Negli ultimi anni sono state individuate le "cellule zero" di molti tipi di cancro: si tratta di staminali che, pur rappresentando la parte minoritaria del tumore, lo fanno crescere riproducendosi continuamente e dando vita a nuove cellule malate. Per questo, anche quando i farmaci annientano la massa tumorale, queste staminali ne vanificano l'efficacia formando un nuovo tumore, spesso più cattivo del primo. I ricercatori Usa hanno identificato ora le "cellule zero" dei melanoma riconoscendole per un loro tratto distintivo: portano in superficie una "bandierina molecolare", la molecola CD271. E, trapiantando alcune di queste cellule in topolini, gli animali si ammalano di melanoma. Queste cellule - che portano l'etichetta CD271 - mancano invece, del tutto o in parte, delle etichette molecolari TYR, MART e MAGE, i più comuni bersagli terapeutici di farmaci anti-melanoma oggi in uso. Ed è per questo che le terapie adottate finora non riescono a sradicare la malattia.
"Dobbiamo pensare a un tumore come a una sfera di cellule - spiega il dermatologo Giulio Franceschini, direttore sanitario del Villa Salus Medical Skin & Antiaging Center - all'interno della quale si trova un nucleo più duro e resistente. Finora si credeva che questo "nocciolo" inattaccabile fosse composto da cellule normali ma questa ricerca getta una luce del tutto nuova sullo studio del melanoma, perché dimostra che la parte più interna è composta da staminali. Si tratta senza dubbio di una scoperta sensazionale".
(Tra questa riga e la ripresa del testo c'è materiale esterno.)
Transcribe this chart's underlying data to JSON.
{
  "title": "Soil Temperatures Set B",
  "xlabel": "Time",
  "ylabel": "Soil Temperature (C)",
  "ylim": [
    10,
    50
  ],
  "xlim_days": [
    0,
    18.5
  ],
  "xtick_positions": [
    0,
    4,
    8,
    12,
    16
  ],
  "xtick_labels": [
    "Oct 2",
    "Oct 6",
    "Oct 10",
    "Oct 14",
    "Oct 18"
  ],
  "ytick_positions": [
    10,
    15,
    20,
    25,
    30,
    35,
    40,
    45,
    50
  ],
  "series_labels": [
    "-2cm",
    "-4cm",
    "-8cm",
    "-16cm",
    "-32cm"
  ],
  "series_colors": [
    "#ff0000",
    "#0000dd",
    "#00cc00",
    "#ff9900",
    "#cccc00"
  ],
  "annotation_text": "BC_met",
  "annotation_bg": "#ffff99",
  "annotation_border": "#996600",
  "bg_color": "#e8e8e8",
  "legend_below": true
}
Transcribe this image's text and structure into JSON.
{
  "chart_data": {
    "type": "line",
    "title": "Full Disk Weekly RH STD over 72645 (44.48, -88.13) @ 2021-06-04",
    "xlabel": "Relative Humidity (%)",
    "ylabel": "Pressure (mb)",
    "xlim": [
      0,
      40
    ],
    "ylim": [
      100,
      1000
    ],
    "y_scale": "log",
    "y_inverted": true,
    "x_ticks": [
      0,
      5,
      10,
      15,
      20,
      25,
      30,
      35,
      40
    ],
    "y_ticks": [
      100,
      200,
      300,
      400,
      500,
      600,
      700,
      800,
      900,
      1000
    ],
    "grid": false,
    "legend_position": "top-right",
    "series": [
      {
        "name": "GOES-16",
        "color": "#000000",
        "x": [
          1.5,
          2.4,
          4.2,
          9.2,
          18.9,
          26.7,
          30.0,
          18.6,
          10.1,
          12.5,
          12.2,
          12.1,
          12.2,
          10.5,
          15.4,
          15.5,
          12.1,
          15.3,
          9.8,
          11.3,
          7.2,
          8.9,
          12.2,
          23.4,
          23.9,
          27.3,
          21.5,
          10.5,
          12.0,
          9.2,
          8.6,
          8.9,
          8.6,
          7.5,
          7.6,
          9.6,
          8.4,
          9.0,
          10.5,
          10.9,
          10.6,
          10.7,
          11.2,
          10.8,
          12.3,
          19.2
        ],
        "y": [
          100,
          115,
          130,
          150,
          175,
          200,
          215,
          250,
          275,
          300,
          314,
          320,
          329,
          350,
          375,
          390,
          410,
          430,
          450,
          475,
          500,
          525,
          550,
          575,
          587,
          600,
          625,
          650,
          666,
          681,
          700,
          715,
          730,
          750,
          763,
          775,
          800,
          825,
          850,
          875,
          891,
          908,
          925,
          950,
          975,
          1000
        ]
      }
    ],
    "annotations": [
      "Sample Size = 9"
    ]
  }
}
Franceschini ricorda però che, per quanto questa novità rappresenti un enorme passo avanti per la medicina, occorre stare con i piedi per terra. Il melanoma è, insieme alle forme più gravi di leucemia, il tumore con il più alto indice di mortalità. Dei suoi cinque stadi, il primo è il più rassicurante, con un livello di sopravvivenza del 99%. Ma dal secondo la situazione diventa grave e al terzo e al quarto il tasso di mortalità è del 30-40%.
"La scoperta di queste staminali - spiega il dermatologo - permetterà di studiare nuove terapie testandole sulla resistenza di queste cellule. Il John Wayne Cancer Institute da anni lavora per trovare un vaccino al melanoma, malattia che uccise celebre attore americano: non dobbiamo pensare che la cura sia dietro l'angolo, ma senza dubbio è molto più vicina di ieri".
Anche l'approccio medico e i criteri di valutazione di gravità del tumore sono destinati a cambiare dopo questa scoperta. E' infatti possibile che un melanoma in fase uno nasconda un nucleo di staminali molto ricco, e che viceversa un melanoma in fase quattro abbia poche cellule zero al proprio interno. "Questo spiegherebbe perché - conclude lo specialista - mi è capitato di avere in cura pazienti al primo stadio che poi hanno sviluppato improvvisamente delle metastasi, e altri ad uno stadio avanzato che invece non le hanno sviluppate".